Ghislaine, 47 ans, est gardienne de péage sur l’autoroute A6, non loin de Beaune. Cela fait quinze ans qu’elle exerce ce métier exigeant, qui l’amène à jongler entre des horaires décalés et une gestion minutieuse de son budget. Avec un salaire net mensuel de 1 890 €, elle doit composer avec des charges variées pour maintenir un équilibre dans son foyer.
EN BREF
- Ghislaine perçoit 1 890 € nets par mois en tant que gardienne de péage.
- Elle doit gérer un budget serré avec des dépenses mensuelles d’environ 1 750 €.
- Son projet actuel : rénover la toiture de sa maison, estimée à 6 000 €.
Dans son travail, Ghislaine ne se limite pas à percevoir les paiements. Elle doit également faire face à des situations imprévues telles que des pannes, des accidents et des chauffeurs qui tentent d’échapper au péage. Bien que son salaire de base soit de 1 620 € pour un poste à temps plein, divers éléments, comme les primes pour les nuits et les week-ends, la permettent d’atteindre un total mensuel de 1 890 €.
Les primes jouent un rôle crucial dans ses revenus. En effet, elle travaille un week-end sur deux et deux nuits par semaine, ce qui lui apporte une majoration de 190 € chaque mois. « La nuit, c’est payé 25 % de plus, mais cela signifie aussi moins de temps passé avec mes enfants », explique-t-elle. À cela s’ajoutent une prime de panier de 80 € pour ses horaires décalés et une prime d’ancienneté de 45 € due à ses quinze années de service.
Ghislaine et son mari, qui travaille également sur le même site en tant que technicien de maintenance, ont construit leur maison il y a douze ans dans un village à une quinzaine de minutes de Beaune. Le crédit immobilier représente un coût de 680 € par mois, partagé équitablement entre les deux salaires. « À l’époque, nous avons calculé au plus juste, mais aujourd’hui, avec l’inflation, le budget est plus serré », confie-t-elle.
En ce qui concerne les dépenses, Ghislaine doit faire face à des charges mensuelles variées. La consommation d’électricité et de chauffage au fioul s’élève à environ 165 €, tandis que l’eau et les taxes d’ordures ajoutent 40 € à son budget.

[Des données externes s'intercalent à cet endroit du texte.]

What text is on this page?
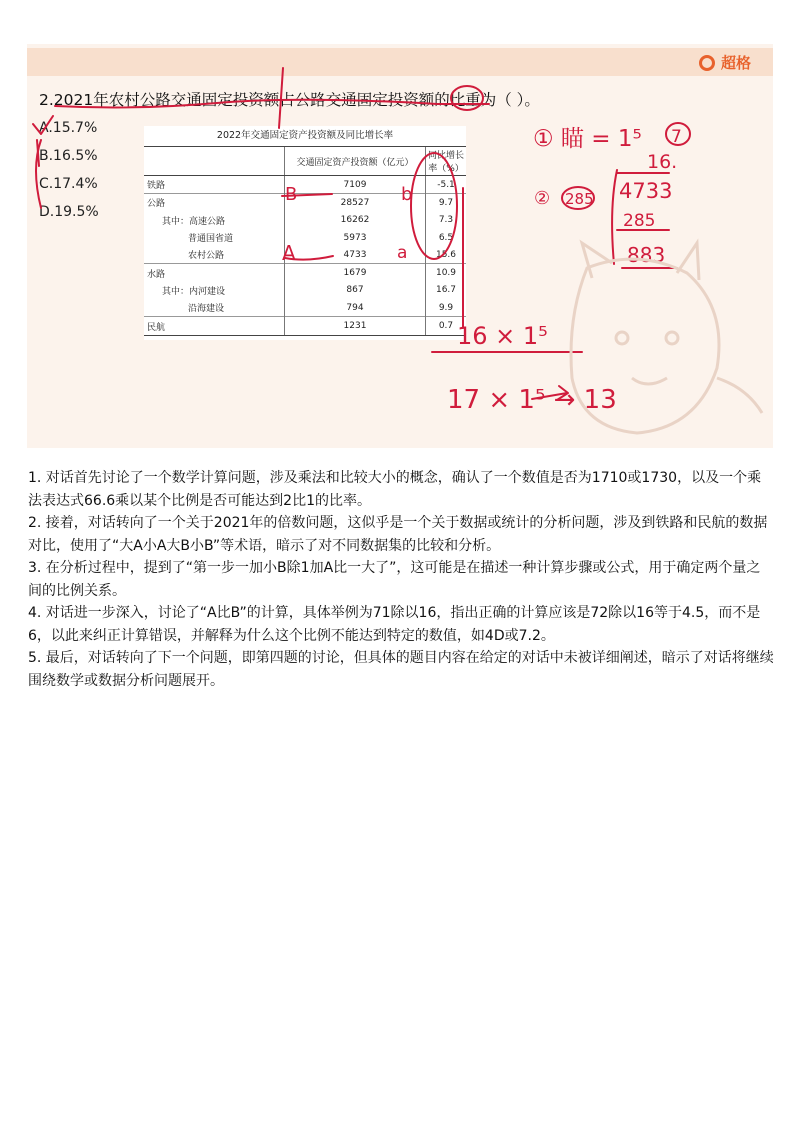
超格
2.2021年农村公路交通固定投资额占公路交通固定投资额的比重为（ ）。
A.15.7%
B.16.5%
C.17.4%
D.19.5%
2022年交通固定资产投资额及同比增长率
	交通固定资产投资额（亿元）	同比增长率（%）
铁路	7109	-5.1
公路	28527	9.7
其中：高速公路	16262	7.3
普通国省道	5973	6.5
农村公路	4733	15.6
水路	1679	10.9
其中：内河建设	867	16.7
沿海建设	794	9.9
民航	1231	0.7
① 瞄 = 1⁵ 7
16.
② 285 4733
285
883
B	b
A	a
16 × 1⁵
17 × 1⁵ → 13

1. 对话首先讨论了一个数学计算问题，涉及乘法和比较大小的概念，确认了一个数值是否为1710或1730，以及一个乘法表达式66.6乘以某个比例是否可能达到2比1的比率。

2. 接着，对话转向了一个关于2021年的倍数问题，这似乎是一个关于数据或统计的分析问题，涉及到铁路和民航的数据对比，使用了“大A小A大B小B”等术语，暗示了对不同数据集的比较和分析。

3. 在分析过程中，提到了“第一步一加小B除1加A比一大了”，这可能是在描述一种计算步骤或公式，用于确定两个量之间的比例关系。

4. 对话进一步深入，讨论了“A比B”的计算，具体举例为71除以16，指出正确的计算应该是72除以16等于4.5，而不是6，以此来纠正计算错误，并解释为什么这个比例不能达到特定的数值，如4D或7.2。

5. 最后，对话转向了下一个问题，即第四题的讨论，但具体的题目内容在给定的对话中未被详细阐述，暗示了对话将继续围绕数学或数据分析问题展开。
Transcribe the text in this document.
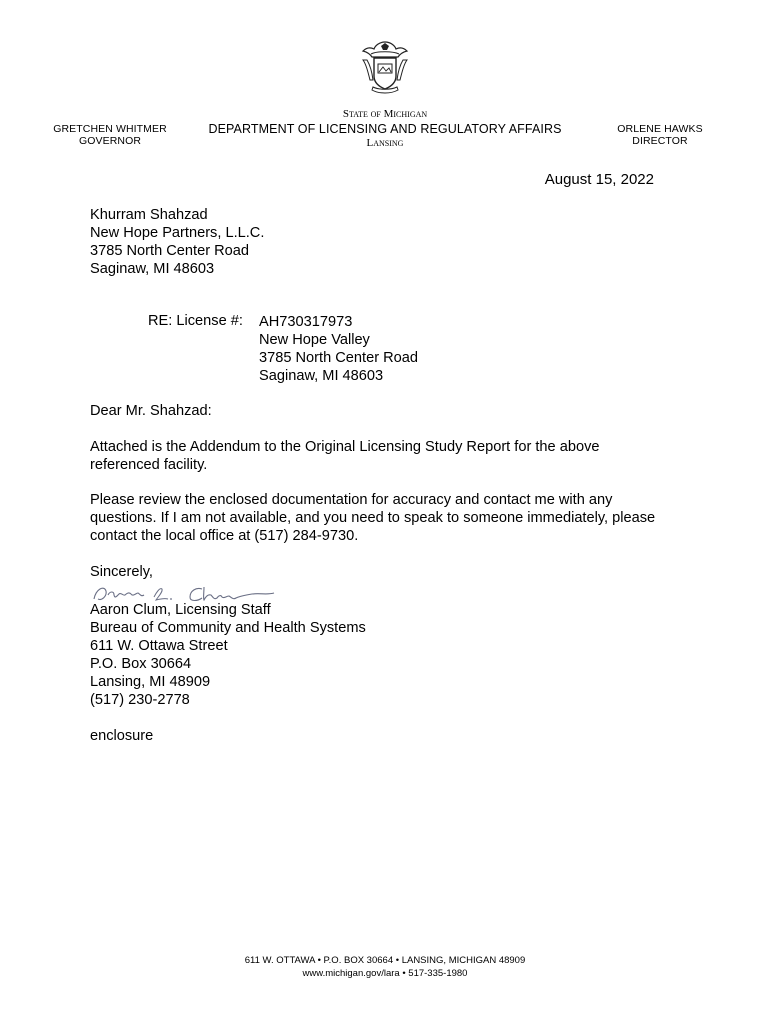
GRETCHEN WHITMER
GOVERNOR
State of Michigan
DEPARTMENT OF LICENSING AND REGULATORY AFFAIRS
Lansing
ORLENE HAWKS
DIRECTOR
August 15, 2022
Khurram Shahzad
New Hope Partners, L.L.C.
3785 North Center Road
Saginaw, MI 48603
RE: License #: AH730317973
New Hope Valley
3785 North Center Road
Saginaw, MI 48603
Dear Mr. Shahzad:
Attached is the Addendum to the Original Licensing Study Report for the above
referenced facility.
Please review the enclosed documentation for accuracy and contact me with any
questions. If I am not available, and you need to speak to someone immediately, please
contact the local office at (517) 284-9730.
Sincerely,
Aaron Clum, Licensing Staff
Bureau of Community and Health Systems
611 W. Ottawa Street
P.O. Box 30664
Lansing, MI 48909
(517) 230-2778
enclosure
611 W. OTTAWA • P.O. BOX 30664 • LANSING, MICHIGAN 48909
www.michigan.gov/lara • 517-335-1980
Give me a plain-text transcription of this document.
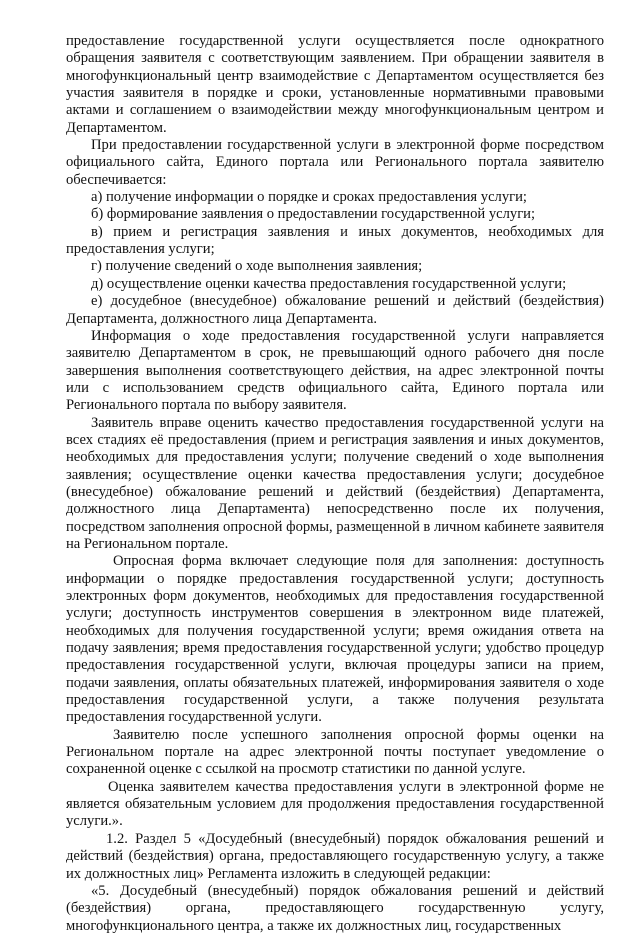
предоставление государственной услуги осуществляется после однократного обращения заявителя с соответствующим заявлением. При обращении заявителя в многофункциональный центр взаимодействие с Департаментом осуществляется без участия заявителя в порядке и сроки, установленные нормативными правовыми актами и соглашением о взаимодействии между многофункциональным центром и Департаментом.

При предоставлении государственной услуги в электронной форме посредством официального сайта, Единого портала или Регионального портала заявителю обеспечивается:

а) получение информации о порядке и сроках предоставления услуги;

б) формирование заявления о предоставлении государственной услуги;

в) прием и регистрация заявления и иных документов, необходимых для предоставления услуги;

г) получение сведений о ходе выполнения заявления;

д) осуществление оценки качества предоставления государственной услуги;

е) досудебное (внесудебное) обжалование решений и действий (бездействия) Департамента, должностного лица Департамента.

Информация о ходе предоставления государственной услуги направляется заявителю Департаментом в срок, не превышающий одного рабочего дня после завершения выполнения соответствующего действия, на адрес электронной почты или с использованием средств официального сайта, Единого портала или Регионального портала по выбору заявителя.

Заявитель вправе оценить качество предоставления государственной услуги на всех стадиях её предоставления (прием и регистрация заявления и иных документов, необходимых для предоставления услуги; получение сведений о ходе выполнения заявления; осуществление оценки качества предоставления услуги; досудебное (внесудебное) обжалование решений и действий (бездействия) Департамента, должностного лица Департамента) непосредственно после их получения, посредством заполнения опросной формы, размещенной в личном кабинете заявителя на Региональном портале.

Опросная форма включает следующие поля для заполнения: доступность информации о порядке предоставления государственной услуги; доступность электронных форм документов, необходимых для предоставления государственной услуги; доступность инструментов совершения в электронном виде платежей, необходимых для получения государственной услуги; время ожидания ответа на подачу заявления; время предоставления государственной услуги; удобство процедур предоставления государственной услуги, включая процедуры записи на прием, подачи заявления, оплаты обязательных платежей, информирования заявителя о ходе предоставления государственной услуги, а также получения результата предоставления государственной услуги.

Заявителю после успешного заполнения опросной формы оценки на Региональном портале на адрес электронной почты поступает уведомление о сохраненной оценке с ссылкой на просмотр статистики по данной услуге.

Оценка заявителем качества предоставления услуги в электронной форме не является обязательным условием для продолжения предоставления государственной услуги.».

1.2. Раздел 5 «Досудебный (внесудебный) порядок обжалования решений и действий (бездействия) органа, предоставляющего государственную услугу, а также их должностных лиц» Регламента изложить в следующей редакции:

«5. Досудебный (внесудебный) порядок обжалования решений и действий (бездействия) органа, предоставляющего государственную услугу, многофункционального центра, а также их должностных лиц, государственных
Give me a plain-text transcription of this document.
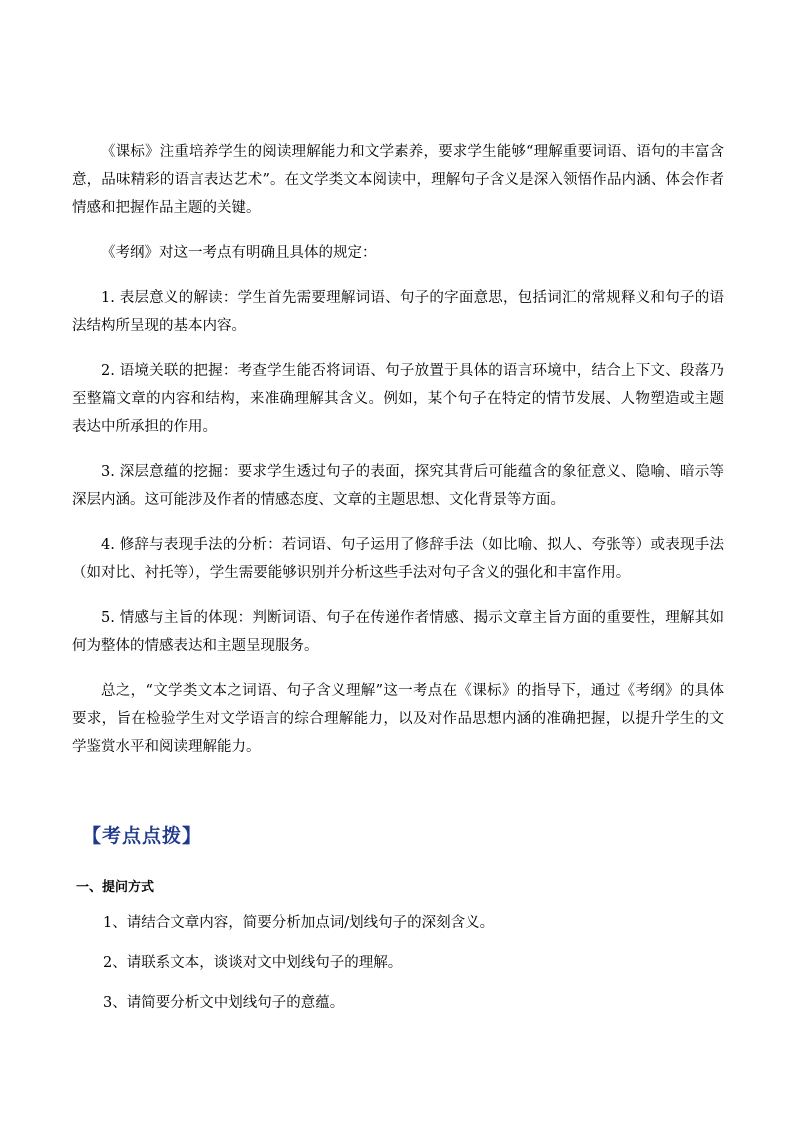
《课标》注重培养学生的阅读理解能力和文学素养，要求学生能够“理解重要词语、语句的丰富含意，品味精彩的语言表达艺术”。在文学类文本阅读中，理解句子含义是深入领悟作品内涵、体会作者情感和把握作品主题的关键。

《考纲》对这一考点有明确且具体的规定：

1. 表层意义的解读：学生首先需要理解词语、句子的字面意思，包括词汇的常规释义和句子的语法结构所呈现的基本内容。

2. 语境关联的把握：考查学生能否将词语、句子放置于具体的语言环境中，结合上下文、段落乃至整篇文章的内容和结构，来准确理解其含义。例如，某个句子在特定的情节发展、人物塑造或主题表达中所承担的作用。

3. 深层意蕴的挖掘：要求学生透过句子的表面，探究其背后可能蕴含的象征意义、隐喻、暗示等深层内涵。这可能涉及作者的情感态度、文章的主题思想、文化背景等方面。

4. 修辞与表现手法的分析：若词语、句子运用了修辞手法（如比喻、拟人、夸张等）或表现手法（如对比、衬托等），学生需要能够识别并分析这些手法对句子含义的强化和丰富作用。

5. 情感与主旨的体现：判断词语、句子在传递作者情感、揭示文章主旨方面的重要性，理解其如何为整体的情感表达和主题呈现服务。

总之，“文学类文本之词语、句子含义理解”这一考点在《课标》的指导下，通过《考纲》的具体要求，旨在检验学生对文学语言的综合理解能力，以及对作品思想内涵的准确把握，以提升学生的文学鉴赏水平和阅读理解能力。

【考点点拨】
一、提问方式
1、请结合文章内容，简要分析加点词/划线句子的深刻含义。
2、请联系文本，谈谈对文中划线句子的理解。
3、请简要分析文中划线句子的意蕴。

Le coût de son véhicule, indispensable pour ses trajets en horaires décalés, représente 210 € par mois, comprenant le crédit auto, l’assurance et le carburant.
Les frais liés à ses enfants, âgés de 11 et 14 ans, sont également significatifs. Entre la cantine scolaire, les activités sportives et d’autres dépenses, Ghislaine consacre environ 150 € par mois à ces frais. Le forfait mobile familial, l’internet et les abonnements de streaming viennent s’ajouter à la liste des dépenses, cumulant environ 85 € mensuels.
Pour les courses alimentaires d’une famille de quatre, Ghislaine dépense environ 420 € par mois, en privilégiant les achats dans un hard-discount local et au marché de Beaune. « Je fais mes courses en fonction de mes horaires, souvent tôt le matin après mes nuits », précise-t-elle.
En additionnant toutes ces dépenses, son budget mensuel atteint environ 1 750 €, ce qui lui laisse une marge d’environ 140 € à épargner sur son livret A. « Je n’épargne pas beaucoup, mais je n’ai jamais été à découvert non plus », affirme-t-elle avec un air de satisfaction. Actuellement, son livret A s’élève à 3 200 €, fruit d’une gestion prudente de ses finances.
Ghislaine n’a pas de crédits à la consommation en cours, un point qu’elle considère comme un atout. Son seul projet en cours concerne la rénovation de la toiture de leur maison, estimée à 6 000 €. Elle espère pouvoir financer ce chantier sans avoir recours à un nouvel emprunt.
En se comparant à la moyenne nationale, le salaire médian net en France étant d’environ 2 100 €, Ghislaine se situe légèrement en dessous. Néanmoins, elle compense cet écart par un coût de la vie moins élevé dans son village et par la solidarité de son couple. « On n’est pas riches, mais on dort tranquilles », conclut-elle, un sourire fatigué illuminant son visage.